Business casual can be defined as a hybrid between formal and casual. Although formal suits aren’t necessary for a business casual environment, jeans and t-shirts are still inappropriate. So, what would be appropriate?
The business casual concept is broad. The best way to determine what would work for your interview would be to use your resources. Washington based stylist, Alison Gary, suggests using Google to find images of current employees before your interview. Being able to get a visual of what your future coworkers are wearing gives you better insight into the company’s culture and style.
How to Do It Right
It can be exciting to know you can mix up your work style now more than ever. But getting that perfect mesh of relaxed and dressed up can be tricky. When it comes to your interview, err on the conservative, dressier side. Likely, you’ll find that traditional colours are still favoured; black, grey, navy blue, brown, ivory white or taupe. Don’t go for anything that can distract the employer from the actual interview such as noisy jewellery, wacky patterns, and clothing that is skin tight. Instead, try going for accessories that make a subtle statement and toned down, yet unique designs.

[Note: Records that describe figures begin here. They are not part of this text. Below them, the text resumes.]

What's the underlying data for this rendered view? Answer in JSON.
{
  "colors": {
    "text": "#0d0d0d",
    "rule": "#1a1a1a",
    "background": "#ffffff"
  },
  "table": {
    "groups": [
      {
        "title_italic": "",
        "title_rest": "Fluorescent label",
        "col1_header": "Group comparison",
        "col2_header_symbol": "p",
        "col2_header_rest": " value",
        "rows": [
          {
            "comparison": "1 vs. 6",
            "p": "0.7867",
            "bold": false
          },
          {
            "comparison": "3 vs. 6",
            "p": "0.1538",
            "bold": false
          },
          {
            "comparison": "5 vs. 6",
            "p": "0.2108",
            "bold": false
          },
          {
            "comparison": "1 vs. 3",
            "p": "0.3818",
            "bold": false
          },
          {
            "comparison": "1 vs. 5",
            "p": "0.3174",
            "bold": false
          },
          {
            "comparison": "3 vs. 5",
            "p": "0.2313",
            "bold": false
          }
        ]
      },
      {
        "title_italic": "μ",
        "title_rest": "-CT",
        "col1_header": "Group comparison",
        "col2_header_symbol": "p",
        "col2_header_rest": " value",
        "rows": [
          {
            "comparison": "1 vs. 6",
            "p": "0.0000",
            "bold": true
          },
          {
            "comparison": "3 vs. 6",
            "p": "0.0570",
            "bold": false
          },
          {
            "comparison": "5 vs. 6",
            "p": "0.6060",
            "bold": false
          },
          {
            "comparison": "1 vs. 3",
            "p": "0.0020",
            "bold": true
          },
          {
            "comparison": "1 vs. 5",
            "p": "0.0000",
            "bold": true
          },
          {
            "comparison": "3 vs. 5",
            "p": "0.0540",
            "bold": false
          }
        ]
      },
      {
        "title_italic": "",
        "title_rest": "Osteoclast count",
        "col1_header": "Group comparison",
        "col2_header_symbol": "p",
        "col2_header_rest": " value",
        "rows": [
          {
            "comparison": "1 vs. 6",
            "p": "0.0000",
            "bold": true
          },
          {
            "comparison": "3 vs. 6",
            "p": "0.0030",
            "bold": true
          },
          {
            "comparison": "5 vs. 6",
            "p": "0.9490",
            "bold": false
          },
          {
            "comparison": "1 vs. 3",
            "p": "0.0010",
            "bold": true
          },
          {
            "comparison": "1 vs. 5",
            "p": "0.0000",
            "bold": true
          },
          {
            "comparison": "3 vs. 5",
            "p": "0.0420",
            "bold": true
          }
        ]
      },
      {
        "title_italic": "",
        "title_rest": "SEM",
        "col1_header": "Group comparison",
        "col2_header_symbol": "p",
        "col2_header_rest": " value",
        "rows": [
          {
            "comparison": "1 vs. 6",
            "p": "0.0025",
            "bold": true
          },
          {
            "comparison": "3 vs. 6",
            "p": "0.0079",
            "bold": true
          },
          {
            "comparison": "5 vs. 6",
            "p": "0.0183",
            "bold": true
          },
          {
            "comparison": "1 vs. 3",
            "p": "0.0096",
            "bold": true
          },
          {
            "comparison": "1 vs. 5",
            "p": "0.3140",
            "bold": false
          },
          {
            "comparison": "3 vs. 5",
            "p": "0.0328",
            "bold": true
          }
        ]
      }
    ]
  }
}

Essential pieces include classic blazers, stylish blouses and, button-down shirts, well-fitting pants, and a sweater. Begin with neutral colors and avoid bold statement pieces that can’t be re-worn as often. Stocking your closet with mix and match options gives you a greater variety for everyday wear.
“When choosing an outfit for the interview, remember, when you look good, you feel good,” Diane Gottsman, etiquette expert and founder of the Protocol School of Texas told the New York Times. “Use your wardrobe choices to give an extra boost of self-confidence.”
Better Safe Than Sorry
Though business casual allows you to express yourself more freely, the interview is not a casting call for models. Make time to understand the dress code put in place and do your research to determine the most appropriate interview attire. If you’re unsure whether your outfit would be well-received on a first meeting basis, go with a more formal look. Better safe than sorry, right?"